Voor zover in de tenlastelegging taal- en/of schrijffouten staan, zijn deze verbeterd. Verdachte is hierdoor niet in de verdediging geschaad.

5.De strafbaarheid van het feit

Het bewezen geachte feit is volgens de wet strafbaar. Het bestaan van een rechtvaardigingsgrond is niet aannemelijk geworden.

6.De strafbaarheid van verdachte

Er is geen omstandigheid aannemelijk geworden die de strafbaarheid van verdachte uitsluit. Verdachte is dan ook strafbaar.

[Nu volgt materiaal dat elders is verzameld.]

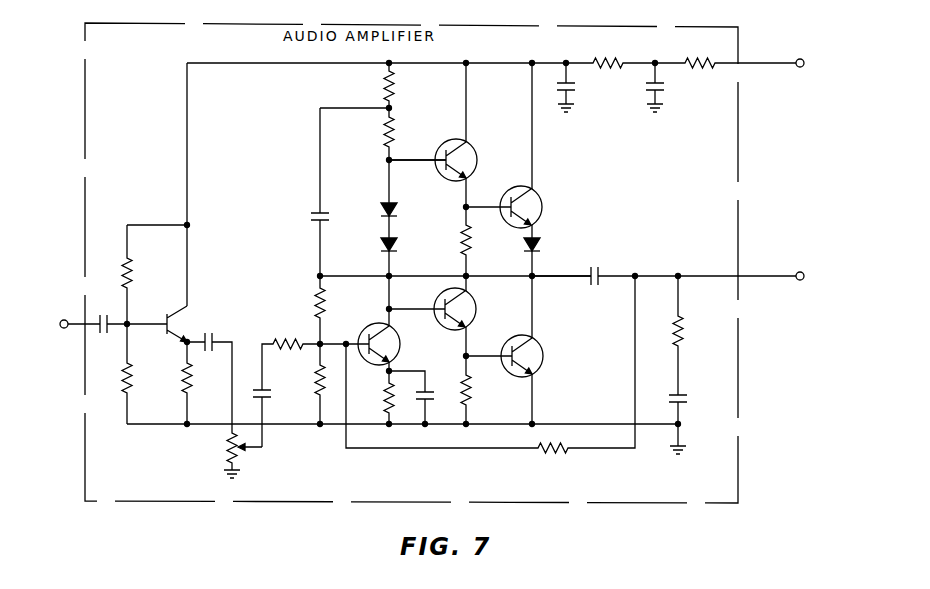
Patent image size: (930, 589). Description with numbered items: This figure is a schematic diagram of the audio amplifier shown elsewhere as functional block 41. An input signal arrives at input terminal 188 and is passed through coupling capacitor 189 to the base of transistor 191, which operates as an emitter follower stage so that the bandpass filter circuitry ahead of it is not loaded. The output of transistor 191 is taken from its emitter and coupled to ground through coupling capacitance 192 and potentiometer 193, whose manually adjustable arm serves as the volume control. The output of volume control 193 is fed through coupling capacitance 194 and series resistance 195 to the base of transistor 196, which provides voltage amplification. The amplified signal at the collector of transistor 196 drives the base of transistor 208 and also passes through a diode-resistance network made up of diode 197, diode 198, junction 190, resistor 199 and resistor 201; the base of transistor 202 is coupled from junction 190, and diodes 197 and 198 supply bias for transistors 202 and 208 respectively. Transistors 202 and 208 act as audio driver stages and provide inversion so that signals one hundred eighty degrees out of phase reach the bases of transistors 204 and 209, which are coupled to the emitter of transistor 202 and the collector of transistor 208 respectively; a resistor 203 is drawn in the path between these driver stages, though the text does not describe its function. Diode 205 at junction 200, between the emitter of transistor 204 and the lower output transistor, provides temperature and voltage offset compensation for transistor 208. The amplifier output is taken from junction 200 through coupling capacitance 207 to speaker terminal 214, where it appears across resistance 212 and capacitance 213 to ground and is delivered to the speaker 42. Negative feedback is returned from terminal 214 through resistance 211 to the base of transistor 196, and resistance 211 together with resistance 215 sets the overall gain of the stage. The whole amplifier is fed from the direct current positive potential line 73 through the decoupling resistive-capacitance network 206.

The audio amplifier functional block 41 is at (565, 26).
The speaker 42 is at (820, 294).
The direct current positive potential line 73 is at (800, 59).
The input terminal 188 is at (62, 320).
The coupling capacitor 189 is at (98, 332).
The junction 190 is at (392, 158).
The transistor 191 is at (161, 314).
The coupling capacitance 192 is at (215, 333).
The potentiometer 193 is at (228, 455).
The coupling capacitance 194 is at (271, 399).
The series resistance 195 is at (292, 339).
The transistor 196 is at (368, 326).
The diode 197 is at (380, 247).
The diode 198 is at (385, 207).
The resistor 199 is at (384, 132).
The junction 200 is at (537, 271).
The resistor 201 is at (396, 92).
The transistor 202 is at (470, 138).
The resistor 203 is at (462, 236).
The transistor 204 is at (545, 197).
The diode 205 is at (536, 232).
The decoupling resistive-capacitance network 206 is at (640, 63).
The coupling capacitance 207 is at (600, 265).
The transistor 208 is at (478, 318).
The transistor 209 is at (540, 348).
The resistance 211 is at (548, 456).
The resistance 212 is at (690, 333).
The capacitance 213 is at (683, 398).
The speaker terminal 214 is at (797, 271).
The resistance 215 is at (318, 293).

7.Motivering van de straffen en maatregelen

7.1.
De eis van de officier van justitie
De officier van justitie heeft bij requisitoir gevorderd dat verdachte ter zake van het door haar bewezen geachte feit zal worden veroordeeld tot een gevangenisstraf van 9 (negen) maanden, met aftrek van voorarrest. Daarnaast heeft de officier van justitie de gehele tenuitvoerlegging gevorderd van het voorwaardelijke strafdeel opgelegd door het gerechtshof Amsterdam bij arrest van 16 december 2015 (parketnummer 23/002924-15).
7.2.
Het strafmaatverweer van de verdediging
De verdediging heeft aangevoerd dat, ervan uitgaande dat verdachte alleen voor het eerste gedachtestreepje wordt veroordeeld, de door officier van justitie gevorderde straf hoog is, gelet op de richtlijnen voor bedreiging (€ 250,- geldboete) en straatroof zonder letsel of gebruik van vuurwapens (drie maanden gevangenisstraf).
7.3.
Het oordeel van de rechtbank
De rechtbank kijkt bij het bepalen van de straf onder andere naar de ernst van de poging tot afpersing en de gevolgen die dit heeft gehad voor het slachtoffer en de maatschappij. Ook houdt zij rekening met de omstandigheden waaronder verdachte de afpersing heeft gepleegd en zijn persoonlijke omstandigheden.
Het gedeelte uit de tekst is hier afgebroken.